Doe era de los krahns, la más rural y desaventajada de las tribus de Liberia, tachada de primitiva y a menudo acusada de violenta y caníbal. De un día para otro, los krahns se encontraron al frente del país. Suele haber consenso en que Doe gobernó de una forma estúpida y cruel. Duró diez años. Hacia la mitad de su presidencia tuvo que capear una tentativa de golpe. Su instigador, el general Quiwonkpa, fue desmembrado, sus pedazos se pasearon por toda la ciudad y luego, para apropiarse de la fuerza del audaz pretendiente y frente a testigos de confianza, los hombres de Doe se los comieron.

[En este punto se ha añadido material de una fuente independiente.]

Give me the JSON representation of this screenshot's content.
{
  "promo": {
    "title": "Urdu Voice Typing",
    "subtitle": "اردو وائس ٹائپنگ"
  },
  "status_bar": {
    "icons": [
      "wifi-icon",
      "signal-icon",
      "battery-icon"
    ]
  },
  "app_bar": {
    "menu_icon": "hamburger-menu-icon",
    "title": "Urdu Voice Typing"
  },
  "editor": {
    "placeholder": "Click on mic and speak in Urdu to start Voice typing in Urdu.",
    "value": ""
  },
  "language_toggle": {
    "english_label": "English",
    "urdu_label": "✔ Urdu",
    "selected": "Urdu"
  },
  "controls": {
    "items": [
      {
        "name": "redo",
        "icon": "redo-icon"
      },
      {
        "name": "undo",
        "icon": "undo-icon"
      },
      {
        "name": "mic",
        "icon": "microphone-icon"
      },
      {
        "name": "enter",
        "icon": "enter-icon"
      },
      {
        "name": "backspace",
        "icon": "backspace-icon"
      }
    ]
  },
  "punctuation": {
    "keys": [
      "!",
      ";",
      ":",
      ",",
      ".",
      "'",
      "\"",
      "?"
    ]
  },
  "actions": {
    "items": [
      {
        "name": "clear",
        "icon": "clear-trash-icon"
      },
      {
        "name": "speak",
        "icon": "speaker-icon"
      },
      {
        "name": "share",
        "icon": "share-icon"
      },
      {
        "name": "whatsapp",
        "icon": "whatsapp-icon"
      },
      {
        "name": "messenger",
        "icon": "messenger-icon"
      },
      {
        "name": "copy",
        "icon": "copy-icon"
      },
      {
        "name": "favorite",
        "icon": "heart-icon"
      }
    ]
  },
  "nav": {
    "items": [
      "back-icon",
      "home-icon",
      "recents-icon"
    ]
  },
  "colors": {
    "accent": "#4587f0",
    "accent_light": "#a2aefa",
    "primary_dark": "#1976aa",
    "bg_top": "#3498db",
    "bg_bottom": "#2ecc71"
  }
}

Ahora, cinco años después, Doe ha caído en manos de Prince Johnson. Según Johnson, Doe ha muerto «como consecuencia de sus heridas».
Los primeros colonos estadounidenses llegaron a Liberia en la década de 1820, gracias al patrocinio de la Sociedad Estadounidense de Colonización, fundada por Bushrod Washington, sobrino del presidente Washington. Se trataba de esclavos liberados que regresaban a su continente de origen. En 1847 se establecieron como nación independiente y empezaron a gobernar, de forma más o menos legítima, sobre los gios, los manos y los krahns. Los americoliberianos, como se llamaba a los descendientes de los colonos, se mantuvieron en el poder hasta 1980, con la llegada de Doe. Para la mayoría de los liberianos, su historia está íntimamente ligada a la de Norteamérica. Estados Unidos es objeto de una veneración casi mística en la región. Los liberianos no son conscientes de que en Estados Unidos casi nadie sabe en cuál de los siete continentes está Liberia, de que la televisión apenas ha emitido imágenes de su guerra, ni de que la radio rara vez habla de los problemas del país. No alcanzan a entender por qué Estados Unidos no envía tropas ni exige la formación de un gobierno de transición ni se brinda para organizar conversaciones de paz. No entienden que en Estados Unidos no tienen ninguna circunscripción ni que, incluso entre los congresistas negros, disponen de muy pocos valedores. No saben por qué Estados Unidos los hace esperar tanto.
África Oriental es el lugar al que Dios fue para aprender a esperar. A esperar y a esperar. El carguero nigeriano River Oil lleva ocho días esperando para zarpar del puerto de Freetown, en Sierra Leona, y trasladar a quinientos efectivos de la CEDEAO y doscientas toneladas de arroz y comida enlatada a Monrovia. Había que esperar a que llegase el arroz. A que se encontrara combustible para el barco. A que se decidiera quién debía pagar el combustible. A que aparecieran las eslingas con las cuales cargar el arroz. A que se localizara al hombre que tiene la llave del cuarto donde se guardan las eslingas. A que se decidiera si había que derribar o no la puerta al saberse que el hombre que tenía la llave no la encontraba. A que se forzara la puerta. A que se cargara el arroz. A que los soldados embarcasen. A que alguien decidiera que por fin todo estaba a punto. A que varias prostitutas y dos policías de Freetown desembarcasen de mala gana a primera hora mientras acababan de ponerse bien sus gruesos cinturones negros. El River Oil zarpa doce días más tarde de lo previsto, ocho días y medio después del día en que se había jurado y perjurado que saldría, cuatro días después de que en África Occidental todo el mundo dejara de creer en su partida. Los soldados ghaneses que viajan a bordo cantan « Abool-ya, abool-ya » («pan, pan») mientras cae la noche y la luna se alza y los bancos de peces se disgregan como una perdigonada al paso de la proa.